We Can’t Drill To Lower Fuel Prices

Yesterday, I wrote a post about the need to limit opening additional federal lands to offshore drilling. Two comments got me thinking, and made me want to expand upon my thoughts here.

One commenter named Wayne said, “What this country needs is leadership and a multi-facted approach to solve our problems which involves oil drilling in the USA.” I agree with the need for leadership, Wayne – that’s why we at NRDC have worked for decades on energy issues, and why we’re now advocating a national energy plan that engages multiple sectors of the economy.

But President Bush’s proposal is not an example of leadership. The message that fuel prices are high because oil companies don’t have enough land is false, and won’t provide relief to the American people. We simply can’t drill our way to lower prices. We have to seek other, more energy efficient alternatives. This is the fastest, and cheapest way to lower fuel prices and combat climate change.

And yet, many members of Congress are now lining up to push for a repeal of the ban on opening more federal lands to offshore drilling. As the two comments, and other articles on the web illustrate, there’s substantive debate on this issue.

And so why do I oppose opening additional, ecologically sensitive areas to offshore drilling?

Consider that companies already have more than enough resources available to them. Between 1999 and 2007, the number of drilling permits issued for development of public lands increased by more than 361%. In the last four years, the BLM has issued 10,000 more permits than have been used. That means the oil and gas companies are actually stockpiling extra permits, and that these companies hold leases to nearly 68 million acres that are not in production.

This is particularly true for offshore areas. On the outer continental shelf, there are 7,740 active leases and only 1,655 in production. Only 10.5 million of the 44 million offshore leased acres are currently producing oil or gas. Moreover, four times more natural gas is contained within the waters already open to drilling than in those protected by the ban.

We should not give these companies more land when they already have more land than they can use.

Even if we did open the ecologically sensitive areas currently under a moratorium, it wouldn’t lower fuel prices. In the past two years, domestic oil and gas production has outpaced domestic consumption fourfold. In the mean time, fuel prices have soared. If you look to the UK, to Norway, Germany and Japan – all countries that promote offshore drilling – you’ll see their prices are much higher.

I’m not alone in saying this. Click here for a great report on the topic, released by the House Committee on Natural Resources this June. The Energy Information Administration, the independent statistical agency within the U.S. Department of Energy, says drilling offshore won’t help prices.
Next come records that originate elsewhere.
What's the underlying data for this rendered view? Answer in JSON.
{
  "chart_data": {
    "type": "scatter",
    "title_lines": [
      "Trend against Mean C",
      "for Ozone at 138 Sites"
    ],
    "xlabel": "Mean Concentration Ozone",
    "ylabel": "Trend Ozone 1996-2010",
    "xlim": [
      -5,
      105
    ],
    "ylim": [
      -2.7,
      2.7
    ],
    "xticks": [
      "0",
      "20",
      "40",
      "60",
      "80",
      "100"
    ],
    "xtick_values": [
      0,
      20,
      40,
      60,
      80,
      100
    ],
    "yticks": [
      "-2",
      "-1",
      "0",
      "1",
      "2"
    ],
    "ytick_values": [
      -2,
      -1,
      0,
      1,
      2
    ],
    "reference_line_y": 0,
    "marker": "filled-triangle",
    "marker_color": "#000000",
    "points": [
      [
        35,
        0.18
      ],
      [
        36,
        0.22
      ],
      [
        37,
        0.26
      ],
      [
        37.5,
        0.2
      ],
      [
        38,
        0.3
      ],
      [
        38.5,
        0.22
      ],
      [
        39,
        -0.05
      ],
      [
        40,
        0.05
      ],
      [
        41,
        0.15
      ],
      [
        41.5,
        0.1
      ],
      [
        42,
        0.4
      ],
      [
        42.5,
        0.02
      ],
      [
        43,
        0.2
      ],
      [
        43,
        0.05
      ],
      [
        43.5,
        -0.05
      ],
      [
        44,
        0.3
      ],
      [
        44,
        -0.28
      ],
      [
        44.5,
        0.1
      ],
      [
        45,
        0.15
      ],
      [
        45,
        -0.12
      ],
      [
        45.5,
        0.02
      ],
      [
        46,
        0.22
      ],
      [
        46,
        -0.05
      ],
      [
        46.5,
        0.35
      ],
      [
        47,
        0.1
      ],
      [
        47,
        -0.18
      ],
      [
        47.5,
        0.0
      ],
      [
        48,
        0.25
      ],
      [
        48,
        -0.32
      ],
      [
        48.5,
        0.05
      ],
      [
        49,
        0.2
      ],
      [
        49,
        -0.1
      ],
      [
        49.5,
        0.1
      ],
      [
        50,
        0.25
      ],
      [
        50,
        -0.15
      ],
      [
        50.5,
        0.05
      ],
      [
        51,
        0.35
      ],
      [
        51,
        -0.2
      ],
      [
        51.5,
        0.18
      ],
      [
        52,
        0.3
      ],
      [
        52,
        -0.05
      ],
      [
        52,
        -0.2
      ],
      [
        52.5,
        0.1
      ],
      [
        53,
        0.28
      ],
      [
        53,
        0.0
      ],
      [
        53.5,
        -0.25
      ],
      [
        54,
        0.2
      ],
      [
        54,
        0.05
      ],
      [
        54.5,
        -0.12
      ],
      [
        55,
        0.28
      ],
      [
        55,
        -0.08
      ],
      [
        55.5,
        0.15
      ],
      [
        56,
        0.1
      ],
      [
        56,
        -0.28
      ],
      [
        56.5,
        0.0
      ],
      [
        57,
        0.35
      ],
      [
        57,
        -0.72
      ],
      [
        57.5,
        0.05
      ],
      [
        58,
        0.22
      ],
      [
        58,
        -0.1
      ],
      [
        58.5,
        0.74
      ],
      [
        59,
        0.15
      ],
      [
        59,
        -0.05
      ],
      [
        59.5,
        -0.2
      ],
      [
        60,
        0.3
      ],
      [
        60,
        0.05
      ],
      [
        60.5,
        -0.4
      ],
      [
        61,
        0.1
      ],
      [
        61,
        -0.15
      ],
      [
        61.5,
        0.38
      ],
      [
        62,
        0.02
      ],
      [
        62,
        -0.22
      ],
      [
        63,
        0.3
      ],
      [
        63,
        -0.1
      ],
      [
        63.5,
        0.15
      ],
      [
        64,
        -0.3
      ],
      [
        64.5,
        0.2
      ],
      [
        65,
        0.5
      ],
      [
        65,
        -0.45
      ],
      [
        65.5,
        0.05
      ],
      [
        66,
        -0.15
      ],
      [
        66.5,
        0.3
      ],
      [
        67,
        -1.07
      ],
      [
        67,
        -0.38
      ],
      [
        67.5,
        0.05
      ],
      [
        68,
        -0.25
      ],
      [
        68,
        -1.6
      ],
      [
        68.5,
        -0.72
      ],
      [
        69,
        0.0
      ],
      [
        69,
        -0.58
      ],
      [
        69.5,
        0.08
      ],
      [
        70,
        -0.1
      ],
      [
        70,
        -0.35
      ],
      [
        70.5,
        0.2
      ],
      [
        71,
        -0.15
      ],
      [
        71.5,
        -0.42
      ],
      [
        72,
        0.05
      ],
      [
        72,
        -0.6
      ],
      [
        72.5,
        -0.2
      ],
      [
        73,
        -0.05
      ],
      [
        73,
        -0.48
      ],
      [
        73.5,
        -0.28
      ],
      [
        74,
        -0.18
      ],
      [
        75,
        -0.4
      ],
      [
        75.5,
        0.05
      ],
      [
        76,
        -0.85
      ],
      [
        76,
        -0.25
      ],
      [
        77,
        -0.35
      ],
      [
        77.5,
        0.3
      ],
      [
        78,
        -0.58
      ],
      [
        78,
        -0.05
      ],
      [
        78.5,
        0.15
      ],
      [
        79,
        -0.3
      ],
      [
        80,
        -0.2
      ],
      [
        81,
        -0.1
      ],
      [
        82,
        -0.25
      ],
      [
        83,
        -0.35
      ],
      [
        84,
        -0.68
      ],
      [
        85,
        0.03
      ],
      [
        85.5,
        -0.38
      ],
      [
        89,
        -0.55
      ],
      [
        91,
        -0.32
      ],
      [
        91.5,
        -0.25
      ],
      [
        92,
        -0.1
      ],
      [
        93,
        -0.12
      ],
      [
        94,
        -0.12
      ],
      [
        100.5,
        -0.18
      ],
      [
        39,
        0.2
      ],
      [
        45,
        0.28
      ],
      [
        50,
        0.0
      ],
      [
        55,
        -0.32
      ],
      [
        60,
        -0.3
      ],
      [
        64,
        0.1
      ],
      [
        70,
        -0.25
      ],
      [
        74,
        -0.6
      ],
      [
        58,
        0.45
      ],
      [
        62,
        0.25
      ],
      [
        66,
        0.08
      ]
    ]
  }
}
And yesterday, in an editorial entitled “The Big Pander to Big Oil,” The New York Times described opening additional areas to offshore drilling by saying:

“This is worse than a dumb idea. It is cruelly misleading. It will make only a modest difference, at best, to prices at the pump, and even then the benefits will be years away. It greatly exaggerates America’s leverage over world oil prices. It is based on dubious statistics. It diverts the public from the tough decisions that need to be made about conservation.”

We can’t drill our way to lower fuel prices. As I’ve said before, efficiency is the fastest, and cheapest, way to lower fuel costs and combat global warming.

I have a lot to say on the topic of how efficiency can help meet our national energy goals. I’ll expand on that in another post soon.